You need to log into the mysql Pod to set the root password for the Drupal UI to be able to connect during setup.

  1. Log into the ‘mysql’ Pod and open a bash shell. In the following command replace mysql-6bf46f94bf-tcgs2 with the mysql Pod name from the kubectl get pods command output above:

    kubectl exec -it mysql-6bf46f94bf-tcgs2 -- /bin/bash
  2. At the prompt, log into MySQL:

    mysql -u root -p

    The system prompts you for a password, this is the password that you set in the kustomization.yaml file.

  3. MySQL prompt appears after you are logged into the Pod.

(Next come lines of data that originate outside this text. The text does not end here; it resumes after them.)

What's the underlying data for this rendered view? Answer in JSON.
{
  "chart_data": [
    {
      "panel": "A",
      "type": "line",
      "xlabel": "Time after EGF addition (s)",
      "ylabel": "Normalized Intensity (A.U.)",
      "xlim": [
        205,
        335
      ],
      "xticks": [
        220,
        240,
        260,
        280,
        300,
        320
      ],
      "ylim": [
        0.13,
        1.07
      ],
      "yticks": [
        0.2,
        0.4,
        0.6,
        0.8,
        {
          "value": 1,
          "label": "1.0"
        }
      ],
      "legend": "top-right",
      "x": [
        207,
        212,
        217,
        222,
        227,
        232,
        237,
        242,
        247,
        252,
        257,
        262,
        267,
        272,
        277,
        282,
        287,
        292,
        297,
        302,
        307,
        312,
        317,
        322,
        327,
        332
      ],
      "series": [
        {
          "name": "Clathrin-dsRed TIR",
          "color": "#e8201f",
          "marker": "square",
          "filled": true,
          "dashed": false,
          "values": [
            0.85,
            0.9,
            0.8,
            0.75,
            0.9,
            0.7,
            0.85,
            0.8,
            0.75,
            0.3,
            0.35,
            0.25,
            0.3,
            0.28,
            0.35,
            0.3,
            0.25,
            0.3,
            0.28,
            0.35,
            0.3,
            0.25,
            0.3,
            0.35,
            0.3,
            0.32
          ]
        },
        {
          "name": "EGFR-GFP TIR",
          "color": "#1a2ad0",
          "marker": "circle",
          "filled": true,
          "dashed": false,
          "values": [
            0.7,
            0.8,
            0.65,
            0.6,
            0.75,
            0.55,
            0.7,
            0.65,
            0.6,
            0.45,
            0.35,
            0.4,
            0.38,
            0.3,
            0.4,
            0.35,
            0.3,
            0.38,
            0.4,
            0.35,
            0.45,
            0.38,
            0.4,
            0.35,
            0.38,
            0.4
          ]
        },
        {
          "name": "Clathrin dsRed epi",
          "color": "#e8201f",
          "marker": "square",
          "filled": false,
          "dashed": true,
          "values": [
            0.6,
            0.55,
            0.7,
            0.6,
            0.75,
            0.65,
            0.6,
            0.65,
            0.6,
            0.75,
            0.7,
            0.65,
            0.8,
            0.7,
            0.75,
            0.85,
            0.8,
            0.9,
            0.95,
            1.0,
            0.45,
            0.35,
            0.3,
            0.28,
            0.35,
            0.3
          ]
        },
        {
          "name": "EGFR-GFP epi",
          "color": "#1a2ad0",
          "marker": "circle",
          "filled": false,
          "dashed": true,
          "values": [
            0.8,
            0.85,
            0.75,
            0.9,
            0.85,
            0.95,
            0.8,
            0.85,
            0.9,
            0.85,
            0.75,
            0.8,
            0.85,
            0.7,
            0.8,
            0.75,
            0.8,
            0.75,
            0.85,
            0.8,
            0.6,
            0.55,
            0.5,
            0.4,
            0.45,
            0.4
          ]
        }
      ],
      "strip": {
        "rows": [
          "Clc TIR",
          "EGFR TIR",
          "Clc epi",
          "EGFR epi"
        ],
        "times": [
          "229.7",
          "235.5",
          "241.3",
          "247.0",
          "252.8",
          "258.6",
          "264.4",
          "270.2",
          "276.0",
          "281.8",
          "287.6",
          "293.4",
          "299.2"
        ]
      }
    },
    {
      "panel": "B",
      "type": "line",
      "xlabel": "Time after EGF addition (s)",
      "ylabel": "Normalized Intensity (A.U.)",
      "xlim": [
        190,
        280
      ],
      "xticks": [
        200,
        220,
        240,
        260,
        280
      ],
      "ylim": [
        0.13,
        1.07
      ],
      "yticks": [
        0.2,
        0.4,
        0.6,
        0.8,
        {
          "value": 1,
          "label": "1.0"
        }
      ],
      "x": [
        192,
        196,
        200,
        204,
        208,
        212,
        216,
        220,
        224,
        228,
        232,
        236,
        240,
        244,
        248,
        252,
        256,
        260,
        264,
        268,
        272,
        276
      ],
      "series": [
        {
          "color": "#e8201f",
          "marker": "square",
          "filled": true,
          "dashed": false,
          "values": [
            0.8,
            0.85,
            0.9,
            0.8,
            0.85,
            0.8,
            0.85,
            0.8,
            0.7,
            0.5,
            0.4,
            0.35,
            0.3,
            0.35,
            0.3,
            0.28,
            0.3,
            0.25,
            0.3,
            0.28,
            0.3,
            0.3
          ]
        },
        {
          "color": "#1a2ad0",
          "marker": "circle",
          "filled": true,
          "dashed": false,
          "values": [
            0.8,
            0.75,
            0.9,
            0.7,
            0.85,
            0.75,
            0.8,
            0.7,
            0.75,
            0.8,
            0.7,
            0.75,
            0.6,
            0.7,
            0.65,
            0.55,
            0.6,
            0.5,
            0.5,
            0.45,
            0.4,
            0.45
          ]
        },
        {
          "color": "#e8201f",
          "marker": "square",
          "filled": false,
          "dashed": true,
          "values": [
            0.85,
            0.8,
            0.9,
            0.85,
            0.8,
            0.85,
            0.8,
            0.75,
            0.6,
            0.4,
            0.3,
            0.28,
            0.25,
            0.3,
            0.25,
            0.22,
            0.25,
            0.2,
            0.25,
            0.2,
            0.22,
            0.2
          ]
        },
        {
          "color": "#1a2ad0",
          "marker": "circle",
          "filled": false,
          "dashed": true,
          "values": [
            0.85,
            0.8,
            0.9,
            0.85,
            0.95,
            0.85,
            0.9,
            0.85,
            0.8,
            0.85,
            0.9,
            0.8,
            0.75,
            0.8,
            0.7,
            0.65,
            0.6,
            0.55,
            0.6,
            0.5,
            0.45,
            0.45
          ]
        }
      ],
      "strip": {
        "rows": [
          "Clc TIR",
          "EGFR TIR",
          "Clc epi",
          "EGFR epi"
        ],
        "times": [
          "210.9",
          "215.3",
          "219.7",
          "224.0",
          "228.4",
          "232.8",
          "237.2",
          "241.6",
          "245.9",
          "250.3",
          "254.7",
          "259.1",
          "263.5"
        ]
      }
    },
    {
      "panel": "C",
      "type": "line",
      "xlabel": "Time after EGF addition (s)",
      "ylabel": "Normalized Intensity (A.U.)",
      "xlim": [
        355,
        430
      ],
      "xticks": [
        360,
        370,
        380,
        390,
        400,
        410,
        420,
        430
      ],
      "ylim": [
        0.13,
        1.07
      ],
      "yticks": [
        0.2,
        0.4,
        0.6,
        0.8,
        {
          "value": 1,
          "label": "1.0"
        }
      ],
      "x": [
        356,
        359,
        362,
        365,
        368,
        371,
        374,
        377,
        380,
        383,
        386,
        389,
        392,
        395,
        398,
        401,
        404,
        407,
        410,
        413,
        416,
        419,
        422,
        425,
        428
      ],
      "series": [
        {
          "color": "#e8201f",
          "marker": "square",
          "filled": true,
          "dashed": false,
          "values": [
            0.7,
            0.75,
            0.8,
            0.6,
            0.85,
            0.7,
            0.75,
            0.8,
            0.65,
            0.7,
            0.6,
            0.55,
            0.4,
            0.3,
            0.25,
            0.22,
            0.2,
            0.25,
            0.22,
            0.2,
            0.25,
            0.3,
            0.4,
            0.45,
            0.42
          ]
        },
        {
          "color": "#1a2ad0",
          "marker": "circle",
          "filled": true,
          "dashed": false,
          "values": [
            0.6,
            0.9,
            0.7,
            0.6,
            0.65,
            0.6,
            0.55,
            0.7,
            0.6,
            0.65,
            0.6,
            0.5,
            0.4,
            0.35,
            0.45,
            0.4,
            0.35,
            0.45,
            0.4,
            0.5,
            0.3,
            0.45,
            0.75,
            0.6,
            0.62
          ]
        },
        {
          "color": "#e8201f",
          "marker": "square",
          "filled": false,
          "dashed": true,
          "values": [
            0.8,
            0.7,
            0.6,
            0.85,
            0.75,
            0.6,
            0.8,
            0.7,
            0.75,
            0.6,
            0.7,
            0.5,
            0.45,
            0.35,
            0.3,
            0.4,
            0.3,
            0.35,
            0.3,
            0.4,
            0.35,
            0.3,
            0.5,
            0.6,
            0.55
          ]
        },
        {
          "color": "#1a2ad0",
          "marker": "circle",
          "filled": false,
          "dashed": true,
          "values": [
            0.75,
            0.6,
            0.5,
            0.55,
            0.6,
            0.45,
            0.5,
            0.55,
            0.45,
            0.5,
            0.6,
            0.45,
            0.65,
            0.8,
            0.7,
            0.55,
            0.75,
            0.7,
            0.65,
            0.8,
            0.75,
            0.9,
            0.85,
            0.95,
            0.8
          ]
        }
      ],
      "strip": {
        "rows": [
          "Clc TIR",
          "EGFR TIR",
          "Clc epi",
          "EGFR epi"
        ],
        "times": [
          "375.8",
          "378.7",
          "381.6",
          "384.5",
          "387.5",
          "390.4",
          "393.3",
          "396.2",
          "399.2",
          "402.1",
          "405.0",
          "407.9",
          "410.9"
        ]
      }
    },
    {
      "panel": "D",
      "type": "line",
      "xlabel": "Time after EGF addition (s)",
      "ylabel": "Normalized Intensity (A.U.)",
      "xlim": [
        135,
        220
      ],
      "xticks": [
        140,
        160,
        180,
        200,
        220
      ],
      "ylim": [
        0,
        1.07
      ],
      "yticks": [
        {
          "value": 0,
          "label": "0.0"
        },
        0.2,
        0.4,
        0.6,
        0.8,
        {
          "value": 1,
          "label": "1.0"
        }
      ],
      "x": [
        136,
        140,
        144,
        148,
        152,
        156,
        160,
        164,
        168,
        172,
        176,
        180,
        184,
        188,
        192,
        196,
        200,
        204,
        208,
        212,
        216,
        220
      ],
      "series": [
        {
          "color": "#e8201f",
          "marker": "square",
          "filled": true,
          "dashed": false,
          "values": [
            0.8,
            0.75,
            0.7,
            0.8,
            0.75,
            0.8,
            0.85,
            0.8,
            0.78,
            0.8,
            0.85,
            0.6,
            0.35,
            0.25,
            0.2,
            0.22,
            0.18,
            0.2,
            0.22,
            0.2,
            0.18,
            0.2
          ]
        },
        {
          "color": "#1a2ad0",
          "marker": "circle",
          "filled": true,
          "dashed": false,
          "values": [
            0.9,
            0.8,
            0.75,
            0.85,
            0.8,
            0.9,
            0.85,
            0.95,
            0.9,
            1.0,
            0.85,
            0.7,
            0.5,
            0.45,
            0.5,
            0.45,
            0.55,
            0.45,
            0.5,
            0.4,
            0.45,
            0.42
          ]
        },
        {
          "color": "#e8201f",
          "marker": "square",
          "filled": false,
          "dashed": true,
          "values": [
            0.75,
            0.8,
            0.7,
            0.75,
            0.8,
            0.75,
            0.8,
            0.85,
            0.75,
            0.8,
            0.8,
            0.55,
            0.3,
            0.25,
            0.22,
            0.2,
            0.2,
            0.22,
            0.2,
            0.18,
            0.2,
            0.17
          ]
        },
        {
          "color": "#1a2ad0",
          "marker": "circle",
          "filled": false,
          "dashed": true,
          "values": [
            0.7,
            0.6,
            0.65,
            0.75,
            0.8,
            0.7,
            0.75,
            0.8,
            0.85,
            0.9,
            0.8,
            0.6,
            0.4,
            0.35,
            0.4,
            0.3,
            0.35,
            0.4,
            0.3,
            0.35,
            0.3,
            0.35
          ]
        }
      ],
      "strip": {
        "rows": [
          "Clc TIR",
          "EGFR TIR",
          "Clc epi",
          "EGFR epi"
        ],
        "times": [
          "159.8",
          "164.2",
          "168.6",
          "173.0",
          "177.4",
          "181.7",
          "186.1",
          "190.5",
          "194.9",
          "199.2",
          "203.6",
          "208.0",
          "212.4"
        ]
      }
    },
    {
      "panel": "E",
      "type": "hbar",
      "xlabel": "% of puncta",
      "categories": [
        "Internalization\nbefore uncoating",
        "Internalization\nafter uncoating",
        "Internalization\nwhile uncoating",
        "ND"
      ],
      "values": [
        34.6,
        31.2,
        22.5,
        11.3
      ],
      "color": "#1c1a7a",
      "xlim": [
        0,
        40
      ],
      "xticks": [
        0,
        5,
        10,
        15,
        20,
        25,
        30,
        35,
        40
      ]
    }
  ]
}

Run the following SQL command, where MySQLpassword is the password from kustomization.yaml:

    ALTER USER root IDENTIFIED WITH mysql_native_password by 'MySQLpassword';
    exit;
  4. Exit the Pod:

    exit

Setup Drupal

  1. In the browser, type the IP address listed under EXTERNAL_IP from the kubectl get services drupal command above followed by the port :8081, for example, http://192.0.2.3:8081. The Drupal configuration page appears.

    Note
    If you have a registered domain name that you want to use for the Drupal website, add the domain in Cloud Manager and select Insert default records from one of my NodeBalancers option. In this case, the EXTERNAL_IP address is the IP address of the NodeBalancer. For more information, see Add a Domain .

  2. Click the Save and Continue button to go to the Chose Profile screen.

  3. Leave the default Standard selected and click the Save and Continue button. Some verification checks are performed and then the Set Up Database screen appears.

    • Leave the default for MySQL selected.
    • In the Database name field, use drupal-db, or what you used for the MYSQL_DATABASE env value in the mysql-deployment.yaml file.
    • The Database username is root.
    • The Database password is what you set in the kustomization.yaml file and what you used in the Configure MySQL section.
    • Under ADVANCED OPTIONS, change the Host to the value you used for the DRUPAL_DATABASE_HOST in drupal-deployment.yaml, in this case, drupal-mysql.
    • The port should be correctly set to the container port as listed in the mysql-deployment.yaml, in this example 3306.
  4. Click the Save and Continue button. Drupal takes several minutes to install the site.

  5. After the installation is complete, the system prompts you for some basic configuration information about your site.